Empathie bedeutet sich in den anderen hineinzuversetzen.
Es ist erstmal losgelöst vom Handeln. Lufti handelt total freundschaftlich. Sie ist für ihre Freundin da, sie hilft, sie sorgt sich, sie hört zu. Sie tut mehr, als die meisten Menschen in ähnlichen Konstellationen, tun.
Das steht/stand für mich zu keinem Zeitpunkt zur Diskussion.
Sie hat auch alles Recht Grenzen zu setzen.
Aber: Sie kann sich nicht besonders gut in Tanja hineinversetzen. Das ist einfach so. Sie bezieht viel zu viel auf sich, nimmt Dinge persönlich, wird getriggert, und hat auch eine, für sich selbst typische, Erwartungshaltung daran, was für Tanja jetzt am besten wäre.
Und das liegt eben an einem Mangel an Empathie. Denn ein empathischer Mensch versetzt sich hinein und bewertet die Situation aus dem Blickwinkel der anderen Person heraus. Und dann müsste Lufti erkennen, dass sie alles viel zu persönlich nimmt und wie zerrissen und kaputt Tanja eigentlich ist.
Ihre Rücksichtsnahme, ihre Helfen und Aushalten hilft Tanja aktuell mit Sicherheit.

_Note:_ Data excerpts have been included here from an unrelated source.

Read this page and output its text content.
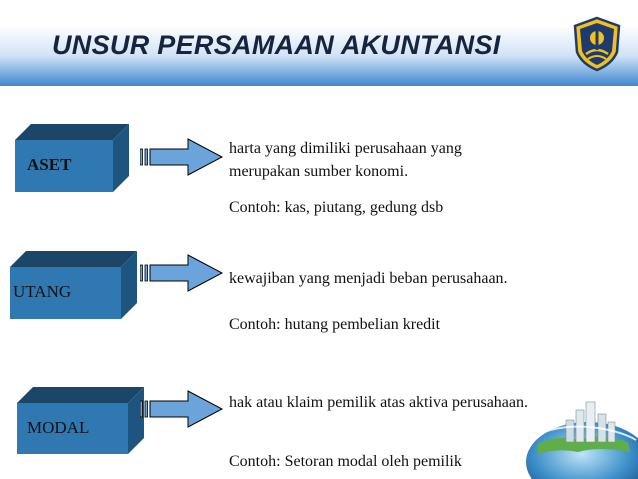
UNSUR PERSAMAAN AKUNTANSI
ASET
harta yang dimiliki perusahaan yang
merupakan sumber konomi.
Contoh: kas, piutang, gedung dsb
UTANG
kewajiban yang menjadi beban perusahaan.
Contoh: hutang pembelian kredit
MODAL
hak atau klaim pemilik atas aktiva perusahaan.
Contoh: Setoran modal oleh pemilik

Meiner Meinung nach würde Empathie vor allem Lufti selbst helfen. Denn meiner Erfahrung nach hilft es mir immer heraus aus der Spirale an persönlicher Betroffenheit, triggert mich viel viel weniger, und löst eben keine eigenen Emotionen in mir aus, für die ich mich dann rechtfertigen muss, wenn ich Situationen nur aus dem Blickwinkel der anderen Person heraus betrachten kann. Es ist also ein Hilfsmittel, welches ich Lufti gerne an die Hand geben würde und keine Kritik oder gar Herabsetzung dessen, was sie schon alles tut.
Aber auch der empathischste Mensch stößt an seine Grenzen, wenn sich nach einem halben Jahr noch immer nichts bewegt hat und von der anderen Seite nur Missgunst kommt, oder?!
Und dann auch noch hinterherspioniert wird auf Facebook bei Angehörigen, um wieder einen Angriffspunkt zu finden. Ich halte inzwischen Tanja nicht mehr für eine Freundin. Das ist bösartig.
Zitat von Baumhaus1 im Beitrag #881Aber auch der empathischste Mensch stößt an seine Grenzen, wenn sich nach einem halben Jahr noch immer nichts bewegt hat und von der anderen Seite nur Missgunst kommt, oder?!
Es geht doch auch um Ausgleich- Empathie heißt, ich bin bei dem anderen und stelle mich "beiseite". Hier kommt dann durchaus die Frage auf, ab wann man die Position eines Therapeuten übernimmt? ES gibt keine Zeitskala- aber doch offensichtlich ein gutes Bauchgefühl bei Lufti, die durchaus spürt, dass es schon längst reicht.
Zitat von Lufti im Beitrag #878 Und ja, sie war früher anders. Und es gibt genug Menschen die nach einem Schicksalsschlag anders werden (z.b. verbittert mit allen folgen)
Wenn du dir das nicht vorstellen kannst, OK. Aber bitte unterstelle mir deswegen nichts.
Nur soviel noch dazu: Du hast keine Ahnung, was ich mir alles vorstellen kann, bzw. was alles zu meinem Erfahrungsschatz und der Lebenswirklichkeit meines Umfeldes gehört. Da gibt es ganz andere Kaliber.
Auch oder vor allem deshalb wirkt die von dir geschilderte Welt samt der Gruppe und ihren Sorgen für mich fremd bis befremdlich. Wenn das allein eine Unterstellung für dich bedeutet, kann ich es nicht ändern.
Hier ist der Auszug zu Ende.